NILESH DHANPAL’S CROPS failed with depressing regularity for three years. Across his eight acres of land in the village of Belimandali in Amravati district, cotton, tur—pigeon pea—and oranges, three popular crops that farmers in Maharashtra’s Vidarbha region depend on for their income, either rotted or yielded harvests of poor quality. One evening in December 2017, Dhanpal told his wife, Shubhangi, to save dinner for him, as he had to go out to check on some equipment. Shortly afterwards, an acquaintance of the family found him unconscious in a nearby toolshed, having swallowed a bottle of pesticide.

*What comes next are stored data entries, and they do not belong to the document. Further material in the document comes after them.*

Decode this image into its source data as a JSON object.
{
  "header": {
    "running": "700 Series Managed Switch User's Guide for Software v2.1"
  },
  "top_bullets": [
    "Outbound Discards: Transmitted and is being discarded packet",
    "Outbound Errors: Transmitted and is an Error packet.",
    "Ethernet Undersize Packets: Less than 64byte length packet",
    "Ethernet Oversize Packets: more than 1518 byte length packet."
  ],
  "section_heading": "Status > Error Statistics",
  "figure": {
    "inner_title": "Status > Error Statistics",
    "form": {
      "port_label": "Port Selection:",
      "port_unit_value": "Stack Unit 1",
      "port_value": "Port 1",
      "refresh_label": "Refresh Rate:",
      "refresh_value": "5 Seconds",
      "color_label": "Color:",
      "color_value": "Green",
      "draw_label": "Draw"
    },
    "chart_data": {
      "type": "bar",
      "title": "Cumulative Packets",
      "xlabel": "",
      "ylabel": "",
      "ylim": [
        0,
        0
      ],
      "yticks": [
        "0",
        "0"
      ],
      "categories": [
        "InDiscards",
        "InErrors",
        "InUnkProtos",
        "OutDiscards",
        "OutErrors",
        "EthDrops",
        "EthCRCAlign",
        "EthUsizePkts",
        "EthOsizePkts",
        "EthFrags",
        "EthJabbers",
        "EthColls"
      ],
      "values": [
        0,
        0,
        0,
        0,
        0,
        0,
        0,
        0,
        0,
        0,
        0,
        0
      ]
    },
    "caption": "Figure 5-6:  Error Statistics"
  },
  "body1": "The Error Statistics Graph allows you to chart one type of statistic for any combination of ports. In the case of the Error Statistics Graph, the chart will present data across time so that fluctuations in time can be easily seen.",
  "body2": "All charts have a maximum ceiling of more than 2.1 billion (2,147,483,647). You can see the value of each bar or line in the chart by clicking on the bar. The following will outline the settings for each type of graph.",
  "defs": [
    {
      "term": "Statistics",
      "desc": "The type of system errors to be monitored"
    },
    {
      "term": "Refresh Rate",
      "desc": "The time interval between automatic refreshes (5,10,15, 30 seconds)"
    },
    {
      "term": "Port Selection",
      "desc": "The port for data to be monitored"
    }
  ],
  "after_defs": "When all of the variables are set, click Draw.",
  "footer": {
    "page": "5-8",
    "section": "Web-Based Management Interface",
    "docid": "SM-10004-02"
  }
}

Despite efforts to make him vomit the poison and rush him to the closest hospital, Dhanpal, then 49 years old, passed away that night. His death was one among the 3,701 suicides of farmers and agricultural labourers in Maharashtra that year. He had a loan of Rs 7.5 lakh from two government banks, that his brothers had to subsequently pay off.
In the days leading up to his death, there were signs his family only knows how to read in hindsight. “He had started staying away from people, stopped talking much,” his elder brother, Narendra, told me. “He was extremely worried about his children’s future.” Narendra, a 58-year-old agricultural officer, lives with his wife, Meena, in the district headquarters of Amravati, 53 kilometers away from the village.